Garleton castle appears to have consisted of three main buildings of mixed rubble construction, a crowstepped gabled hall-house with cannon-loops on the south side,a possible L-plan tower house and a lean-to conical roofed drum tower also with cannon-loops on the north and east corners respectively. All attached together by a roughly oblong plan courtyard wall. The present south wall linking these buildings is obviously modern, lacking cannon-loops, deviating from the logical courtyard plan and hindering the fields of fire for the tower gunners. The west wing is completely obscured by the modern cottages but may well be the site of the courtyard gatehouse with outer bridge spanning that approach. For defensive reasons the entire site would have been surrounded by a deep fortified ditch, thus allowing the castle gunners a clear field of fire in all directions. It is unclear wither these defenses were every put to the test. Certainly the castles of Innerwick, Hailes, Dirleton and Tantallon are all mentioned during Cromwell's sacking of Lothian castles after the defeat of the Scots army at the battle of Dunbar in 1650. His actions may explain the disappearance of Garleton's neighbours of Kilduff tower and Athelstaneford tower.

What is misleading about the castle's location today is it wasn't a lonely tower house. But one in a chain of towers that dotted the valley floor. With Ballencrieff and Byres to the west, to the north sat Kilduff tower, to the east Athelstaneford tower and Markle castle with Barnes castle on the Garleton ridge also built by Sir John but it never got higher than vault level before his death.  It may be that Sir David Lindsay, author of the play Ane Satyre of the Thrie Estaitis, was born in a house on this site in 1486. George Seton, 3rd Earl of Winton (1584 - 1650), gave Garleton Castle to his youngest son, Sir John Seton of Garleton (1639 - 1686).
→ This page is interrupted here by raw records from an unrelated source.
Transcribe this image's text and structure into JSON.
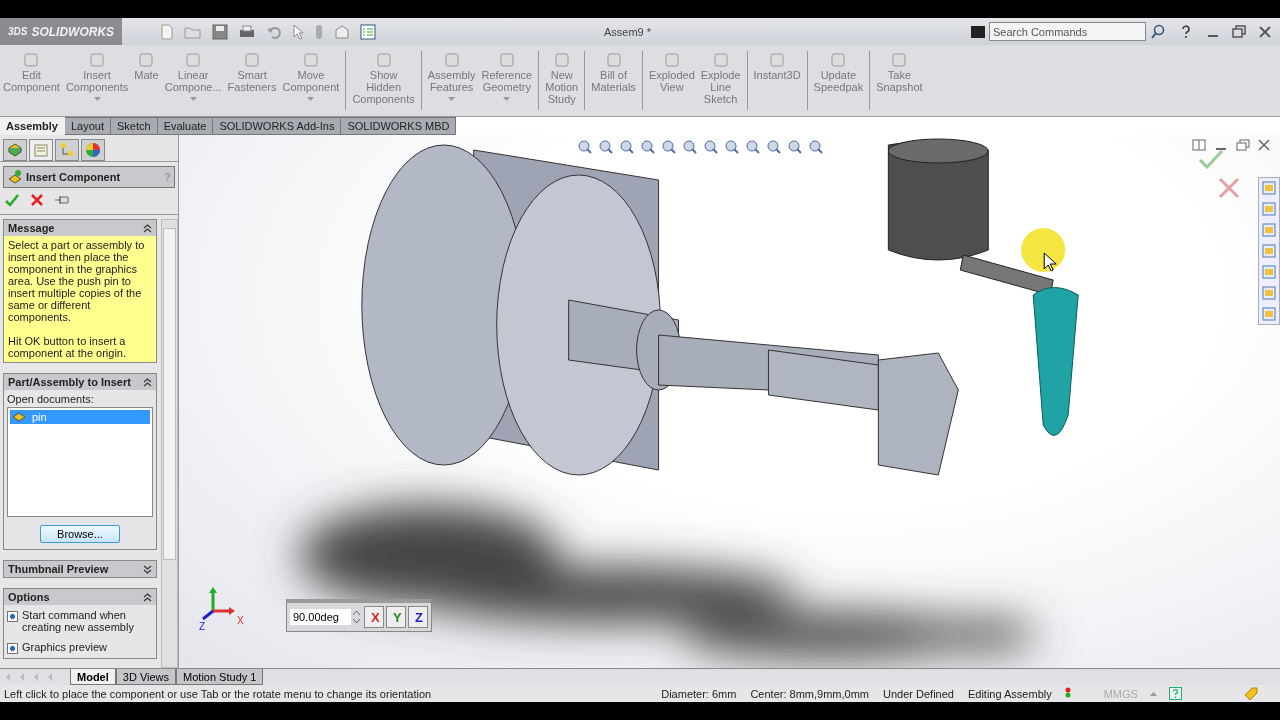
{
  "app": {
    "logo_mark": "3DS",
    "logo": "SOLIDWORKS"
  },
  "window": {
    "title": "Assem9 *"
  },
  "search": {
    "placeholder": "Search Commands"
  },
  "ribbon": {
    "groups": [
      [
        {
          "label": "Edit\nComponent",
          "dropdown": false
        },
        {
          "label": "Insert\nComponents",
          "dropdown": true
        },
        {
          "label": "Mate",
          "dropdown": false
        },
        {
          "label": "Linear\nCompone...",
          "dropdown": true
        },
        {
          "label": "Smart\nFasteners",
          "dropdown": false
        },
        {
          "label": "Move\nComponent",
          "dropdown": true
        }
      ],
      [
        {
          "label": "Show\nHidden\nComponents",
          "dropdown": false
        }
      ],
      [
        {
          "label": "Assembly\nFeatures",
          "dropdown": true
        },
        {
          "label": "Reference\nGeometry",
          "dropdown": true
        }
      ],
      [
        {
          "label": "New\nMotion\nStudy",
          "dropdown": false
        }
      ],
      [
        {
          "label": "Bill of\nMaterials",
          "dropdown": false
        }
      ],
      [
        {
          "label": "Exploded\nView",
          "dropdown": false
        },
        {
          "label": "Explode\nLine\nSketch",
          "dropdown": false
        }
      ],
      [
        {
          "label": "Instant3D",
          "dropdown": false
        }
      ],
      [
        {
          "label": "Update\nSpeedpak",
          "dropdown": false
        }
      ],
      [
        {
          "label": "Take\nSnapshot",
          "dropdown": false
        }
      ]
    ]
  },
  "tabs": [
    {
      "label": "Assembly",
      "selected": true
    },
    {
      "label": "Layout",
      "selected": false
    },
    {
      "label": "Sketch",
      "selected": false
    },
    {
      "label": "Evaluate",
      "selected": false
    },
    {
      "label": "SOLIDWORKS Add-Ins",
      "selected": false
    },
    {
      "label": "SOLIDWORKS MBD",
      "selected": false
    }
  ],
  "property_manager": {
    "title": "Insert Component",
    "help": "?",
    "sections": [
      {
        "kind": "message",
        "title": "Message",
        "expanded": true,
        "text": "Select a part or assembly to insert and then place the component in the graphics area. Use the push pin to insert multiple copies of the same or different components.\n\nHit OK button to insert a component at the origin."
      },
      {
        "kind": "documents",
        "title": "Part/Assembly to Insert",
        "expanded": true,
        "label": "Open documents:",
        "items": [
          {
            "name": "pin",
            "selected": true
          }
        ],
        "button": "Browse..."
      },
      {
        "kind": "empty",
        "title": "Thumbnail Preview",
        "expanded": false
      },
      {
        "kind": "options",
        "title": "Options",
        "expanded": true,
        "options": [
          {
            "label": "Start command when creating new assembly",
            "checked": true
          },
          {
            "label": "Graphics preview",
            "checked": true
          }
        ]
      }
    ]
  },
  "rotate_popup": {
    "value": "90.00deg",
    "axes": [
      "X",
      "Y",
      "Z"
    ]
  },
  "triad": {
    "labels": [
      "X",
      "Z"
    ]
  },
  "bottom_tabs": [
    {
      "label": "Model",
      "selected": true
    },
    {
      "label": "3D Views",
      "selected": false
    },
    {
      "label": "Motion Study 1",
      "selected": false
    }
  ],
  "status_bar": {
    "message": "Left click to place the component or use Tab or the rotate menu to change its orientation",
    "fields": [
      "Diameter: 6mm",
      "Center: 8mm,9mm,0mm",
      "Under Defined",
      "Editing Assembly"
    ],
    "units": "MMGS"
  }
}
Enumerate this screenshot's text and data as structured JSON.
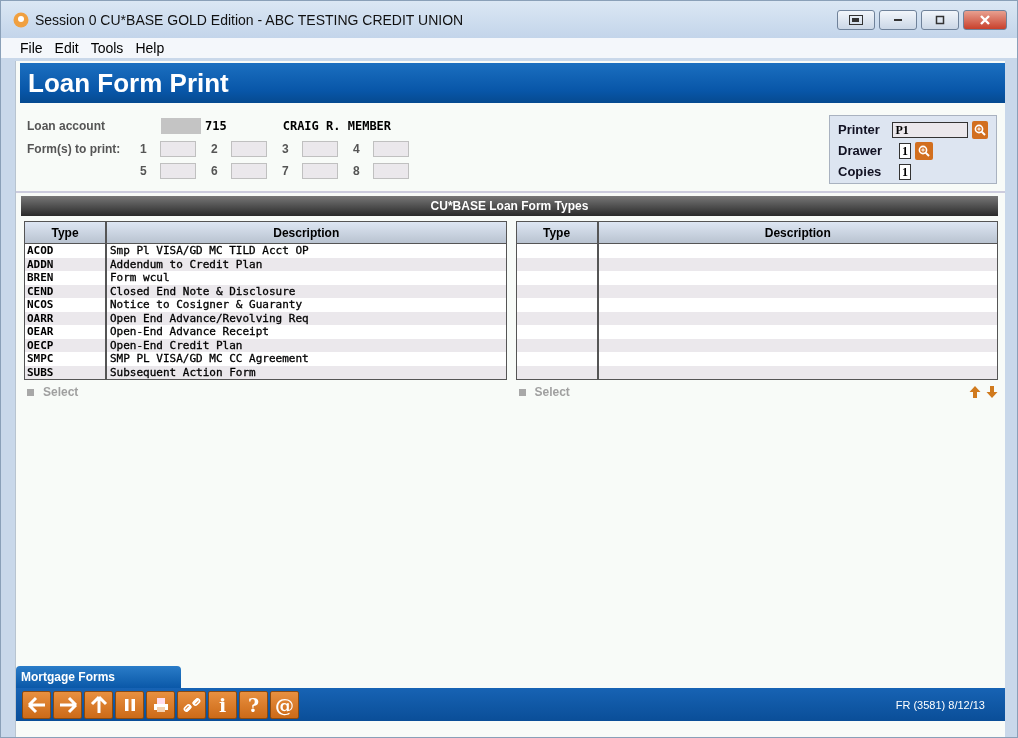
{
  "window": {
    "title": "Session 0 CU*BASE GOLD Edition - ABC TESTING CREDIT UNION"
  },
  "menu": [
    "File",
    "Edit",
    "Tools",
    "Help"
  ],
  "header": {
    "title": "Loan Form Print"
  },
  "loan_account": {
    "label": "Loan account",
    "value": "715",
    "member_name": "CRAIG R. MEMBER"
  },
  "forms_to_print": {
    "label": "Form(s) to print:",
    "fields": [
      {
        "number": "1"
      },
      {
        "number": "2"
      },
      {
        "number": "3"
      },
      {
        "number": "4"
      },
      {
        "number": "5"
      },
      {
        "number": "6"
      },
      {
        "number": "7"
      },
      {
        "number": "8"
      }
    ]
  },
  "printer_panel": [
    {
      "label": "Printer",
      "value": "P1",
      "kind": "wide",
      "lookup": true
    },
    {
      "label": "Drawer",
      "value": "1",
      "kind": "short",
      "lookup": true
    },
    {
      "label": "Copies",
      "value": "1",
      "kind": "short",
      "lookup": false
    }
  ],
  "section_title": "CU*BASE Loan Form Types",
  "tables": [
    {
      "columns": [
        "Type",
        "Description"
      ],
      "action": "Select",
      "rows": [
        {
          "type": "ACOD",
          "description": "Smp Pl VISA/GD MC TILD Acct OP"
        },
        {
          "type": "ADDN",
          "description": "Addendum to Credit Plan"
        },
        {
          "type": "BREN",
          "description": "Form wcul"
        },
        {
          "type": "CEND",
          "description": "Closed End Note & Disclosure"
        },
        {
          "type": "NCOS",
          "description": "Notice to Cosigner & Guaranty"
        },
        {
          "type": "OARR",
          "description": "Open End Advance/Revolving Req"
        },
        {
          "type": "OEAR",
          "description": "Open-End Advance Receipt"
        },
        {
          "type": "OECP",
          "description": "Open-End Credit Plan"
        },
        {
          "type": "SMPC",
          "description": "SMP PL VISA/GD MC CC Agreement"
        },
        {
          "type": "SUBS",
          "description": "Subsequent Action Form"
        }
      ]
    },
    {
      "columns": [
        "Type",
        "Description"
      ],
      "action": "Select"
    }
  ],
  "bottom_tab": "Mortgage Forms",
  "toolbar": [
    {
      "kind": "back"
    },
    {
      "kind": "forward"
    },
    {
      "kind": "up"
    },
    {
      "kind": "pause"
    },
    {
      "kind": "print"
    },
    {
      "kind": "link"
    },
    {
      "kind": "char",
      "label": "i"
    },
    {
      "kind": "char",
      "label": "?"
    },
    {
      "kind": "char",
      "label": "@"
    }
  ],
  "status": "FR (3581) 8/12/13"
}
In 1724, the property was sold to James Wemyss, the 5th Earl of Wemyss (1699 - 1756). Subsequently much of the stone was reused to built the farm cottages now occupying the north side of the site.  The presence of the modern cottages on site highlights the common practice of Victorian builders to dismantle such ancient towers as Garleton viewing them as ready made quarries failing to appreciate their historical and architectural value.  Indeed locally the ruin of Barnes is still known as 'the vaults'. Kilduff tower and Athelstaneford tower have no traceable remains though a castle dove-cot is still around in the present village of Athelstaneford.